La cabina había salido del agua y estaban ascendiendo por la cascada. Se inclinó para quedar con la cara hacia el suelo, utilizando la cabeza y el cuello como escudo, y respiró. Aunque inhaló también un poco de agua, logró llenar los pulmones de aire. Se agarró al techo para afianzarse y obligó a MacD a adoptar la misma posición. Le palmeó con fuerza la espalda hasta en tres ocasiones y de repente Lawless se atragantó y resolló tratando de inspirar. El ascensor subió a paso de caracol, luchando contra el agua.
—Buena idea lo de lanzarme la cuerda —farfulló Juan cuando fue capaz de hablar.
—No puedo perder al jefe el primer día —respondió, consiguiendo esbozar una jactanciosa sonrisa torcida—. Y si por casualidad llevas la cuenta, ya van tres veces. Cuando lograron llegar a la salida quince minutos después, parecían dos ratas ahogadas, empapados y tiritando. Se encontraron a Max y al resto sentados alrededor de una pequeña fogata que habían hecho con los tablones que separaban la mina del fuerte.
—Ya era hora —dijo Max con tono malhumorado para disimular su alivio—. ¿Tienes las piedras?
—No estoy seguro —contestó Juan—. Hablaremos más tarde.
—¿Qué ha pasado con Bahar?
—Lo han matado sus propios hombres.
—¿Y con Smith?
—A ese lo he matado yo.
—Muy bien, pues yo voto por que nos larguemos de aquí cagando leches antes de que los franceses se den cuenta de que les hemos robado uno de sus ríos.
Soleil Croissard ya había abandonado el
Oregon
cuando el equipo regresó.

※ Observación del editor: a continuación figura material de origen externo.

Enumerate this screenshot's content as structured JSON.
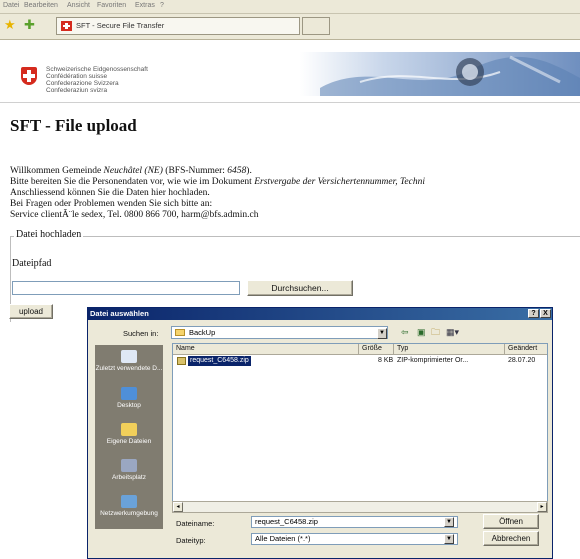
{
  "browser": {
    "menu": [
      "Datei",
      "Bearbeiten",
      "Ansicht",
      "Favoriten",
      "Extras",
      "?"
    ],
    "tab_title": "SFT - Secure File Transfer"
  },
  "header": {
    "confederation": [
      "Schweizerische Eidgenossenschaft",
      "Confédération suisse",
      "Confederazione Svizzera",
      "Confederaziun svizra"
    ]
  },
  "page": {
    "title": "SFT - File upload",
    "line1_pre": "Willkommen Gemeinde ",
    "line1_municipality": "Neuchâtel (NE)",
    "line1_mid": " (BFS-Nummer: ",
    "line1_number": "6458",
    "line1_post": ").",
    "line2_pre": "Bitte bereiten Sie die Personendaten vor, wie wie im Dokument ",
    "line2_doc": "Erstvergabe der Versichertennummer, Techni",
    "line3": "Anschliessend können Sie die Daten hier hochladen.",
    "line4": "Bei Fragen oder Problemen wenden Sie sich bitte an:",
    "line5": "Service clientÃ¨le sedex, Tel. 0800 866 700, harm@bfs.admin.ch"
  },
  "upload_form": {
    "legend": "Datei hochladen",
    "path_label": "Dateipfad",
    "path_value": "",
    "browse_label": "Durchsuchen...",
    "upload_label": "upload"
  },
  "dialog": {
    "title": "Datei auswählen",
    "title_buttons": [
      "?",
      "X"
    ],
    "lookin_label": "Suchen in:",
    "lookin_value": "BackUp",
    "places": [
      "Zuletzt verwendete D...",
      "Desktop",
      "Eigene Dateien",
      "Arbeitsplatz",
      "Netzwerkumgebung"
    ],
    "columns": {
      "name": "Name",
      "size": "Größe",
      "type": "Typ",
      "changed": "Geändert"
    },
    "files": [
      {
        "name": "request_C6458.zip",
        "size": "8 KB",
        "type": "ZIP-komprimierter Or...",
        "changed": "28.07.20"
      }
    ],
    "filename_label": "Dateiname:",
    "filename_value": "request_C6458.zip",
    "filetype_label": "Dateityp:",
    "filetype_value": "Alle Dateien (*.*)",
    "open_label": "Öffnen",
    "cancel_label": "Abbrechen"
  }
}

A Juan le habría gustado conocerla mejor, pero comprendía su necesidad de distanciarse de la pesadilla que había vivido durante las últimas semanas. Tampoco a él le habría importado distanciarse un poco.
Esa había sido tal vez la misión más dura que la Corporación había llevado a cabo, aunque hasta el final no comprendieron de verdad que los sucesos acaecidos desde que estuvieron en Pakistán estaban todos relacionados.
De pie bajo el punzante chorro de la ducha, Cabrillo reconoció que Bahar había trazado un plan innecesariamente enrevesado. Había confiado en las simulaciones y proyecciones del ordenador en lugar de dejarse guiar por el instinto y la experiencia, dos cualidades de las que carecía, pero que Juan y los suyos poseían en abundancia. Había pagado caro su error... con su propia vida. Se estaba secando cuando sonó el teléfono de su mesa. Se rodeó la cintura con la toalla y fue del cuarto de baño al camarote a la pata coja.